Issue 20434 - Drastic GC slowdown with repeated large allocations
Summary: Drastic GC slowdown with repeated large allocations
Status: RESOLVED INVALID
Alias: None
Product: D
Classification: Unclassified
Component: druntime (show other issues)
Version: D2
Hardware: x86_64 Linux
: P1 normal
Assignee: No Owner
URL:
Keywords:
Depends on:
Blocks:
 
Reported: 2019-12-06 00:10 UTC by Gregor Mückl
Modified: 2021-08-14 19:57 UTC (History)
2 users (show)

See Also:


Attachments

Note You need to log in before you can comment on or make changes to this issue.
Description Gregor Mückl 2019-12-06 00:10:19 UTC
I accidentally found a huge slowdown in the GC when running this synthetic benchmark. I ran this program on Windows and Linux as 32 and 64 bit program with largely the same result:

----
module gcbench;

import core.memory;
import core.time;
import std.array;
import std.datetime;
import std.random;
import std.stdio;

int main()
{
	for(int i = 0; i < 160; i++) {
		SysTime startTime = Clock.currTime();
		for(int j = 0; j < 1000; j++) {
			int size = uniform!"[]"(1, 20);
			int[] trash = uninitializedArray!(int[])(i * 1024*1024);
			if(j % 10 == 0) GC.collect();
		}
		SysTime endTime = Clock.currTime();
		Duration duration = endTime - startTime;
		double msecs = duration.total!"msecs"();
		writeln(i, " ", msecs);
	}
	return 0;
}
----

Runtime of the inner loop increases roughly linearly with each new iteration. It should become constant after some time. Instead, runtime can increase by 100 times and more. perf seems to identify a plausible culprit:

    55.65%  gcbench  gcbench             [.] _D2gc4impl12conservativeQw15LargeObjectPool10allocPagesMFNbmZm
    12.46%  gcbench  gcbench             [.] _D2gc4impl12conservativeQw3Gcx12collectRootsMFNbNlPvQcZv
    11.33%  gcbench  libc-2.30.so        [.] __memset_avx2_erms
     4.52%  gcbench  gcbench             [.] _D2gc4impl12conservativeQw3Gcx5sweepMFNbZm
     1.66%  gcbench  libpthread-2.30.so  [.] pthread_cond_timedwait@@GLIBC_2.3.2
     1.43%  gcbench  libpthread-2.30.so  [.] __pthread_mutex_unlock_usercnt
     1.39%  gcbench  libpthread-2.30.so  [.] __lll_lock_wait

Looking at trace for LargeObjectPool.allocPages, it shows that a single small loop is responsible. Unfortunately, perf doesn't show the corresponding source lines.
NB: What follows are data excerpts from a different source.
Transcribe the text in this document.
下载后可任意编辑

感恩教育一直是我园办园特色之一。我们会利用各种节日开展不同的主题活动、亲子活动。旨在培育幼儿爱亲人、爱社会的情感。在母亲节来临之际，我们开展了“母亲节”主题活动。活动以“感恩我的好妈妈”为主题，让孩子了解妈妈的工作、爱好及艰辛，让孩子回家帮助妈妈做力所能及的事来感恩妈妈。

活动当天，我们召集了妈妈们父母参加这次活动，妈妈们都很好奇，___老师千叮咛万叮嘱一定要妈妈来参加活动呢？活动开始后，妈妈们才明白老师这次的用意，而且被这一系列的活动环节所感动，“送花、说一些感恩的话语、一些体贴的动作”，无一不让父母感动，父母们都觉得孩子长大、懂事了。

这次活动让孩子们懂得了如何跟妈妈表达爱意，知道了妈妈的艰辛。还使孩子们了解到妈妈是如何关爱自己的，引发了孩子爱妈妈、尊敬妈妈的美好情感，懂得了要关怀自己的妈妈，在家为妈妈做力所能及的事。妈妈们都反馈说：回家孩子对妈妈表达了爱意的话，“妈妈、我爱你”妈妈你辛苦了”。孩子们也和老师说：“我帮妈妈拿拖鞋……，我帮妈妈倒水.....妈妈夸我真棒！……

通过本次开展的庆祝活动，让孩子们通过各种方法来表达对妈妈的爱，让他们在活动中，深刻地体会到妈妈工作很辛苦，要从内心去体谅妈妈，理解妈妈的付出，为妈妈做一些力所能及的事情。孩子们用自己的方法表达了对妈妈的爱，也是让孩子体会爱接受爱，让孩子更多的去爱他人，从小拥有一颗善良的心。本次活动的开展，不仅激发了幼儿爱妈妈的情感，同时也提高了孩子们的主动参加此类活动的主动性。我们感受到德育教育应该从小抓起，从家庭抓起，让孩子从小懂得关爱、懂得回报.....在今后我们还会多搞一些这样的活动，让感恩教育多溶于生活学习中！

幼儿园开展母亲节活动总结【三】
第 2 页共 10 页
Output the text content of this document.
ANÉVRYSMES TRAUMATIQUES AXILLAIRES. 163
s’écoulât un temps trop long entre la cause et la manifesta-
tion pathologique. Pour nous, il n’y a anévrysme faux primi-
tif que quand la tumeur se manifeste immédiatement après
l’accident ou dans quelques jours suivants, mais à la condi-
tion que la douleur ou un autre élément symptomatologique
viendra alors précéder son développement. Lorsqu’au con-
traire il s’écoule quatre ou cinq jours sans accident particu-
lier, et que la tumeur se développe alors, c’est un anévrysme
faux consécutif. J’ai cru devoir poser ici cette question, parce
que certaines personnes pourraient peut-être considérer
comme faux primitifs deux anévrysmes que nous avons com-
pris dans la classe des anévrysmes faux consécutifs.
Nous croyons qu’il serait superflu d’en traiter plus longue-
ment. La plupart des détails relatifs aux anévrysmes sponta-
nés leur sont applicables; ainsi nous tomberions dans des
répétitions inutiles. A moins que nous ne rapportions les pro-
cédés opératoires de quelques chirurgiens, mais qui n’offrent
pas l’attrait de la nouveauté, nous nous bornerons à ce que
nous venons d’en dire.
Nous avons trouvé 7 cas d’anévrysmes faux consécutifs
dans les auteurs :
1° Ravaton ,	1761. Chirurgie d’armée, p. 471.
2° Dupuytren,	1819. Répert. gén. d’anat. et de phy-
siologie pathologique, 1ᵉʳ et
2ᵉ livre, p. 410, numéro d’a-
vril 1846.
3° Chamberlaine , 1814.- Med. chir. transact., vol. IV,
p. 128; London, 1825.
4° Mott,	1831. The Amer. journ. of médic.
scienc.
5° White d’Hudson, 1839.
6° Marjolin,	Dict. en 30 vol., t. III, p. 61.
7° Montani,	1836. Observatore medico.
I suspect that large arrays are kept alive across GC runs. Maybe Issue #13558 is related because I do not see any arrays getting freed at all, That issue is still marked as NEW.

Zeroing the arrays doesn't change the result.
Comment 1 Steven Schveighoffer 2021-08-04 14:43:09 UTC
> 			int[] trash = uninitializedArray!(int[])(i * 1024*1024);

Should this be `size * 1024*1024` instead? I would expect doing 1000 allocations of +1MB each iteration to get slower over time.
Comment 2 Gregor Mückl 2021-08-14 19:57:29 UTC
Steven, 

You are right. The example I posted was wrong. This bug is just plain invalid. Sorry for wasting time with it.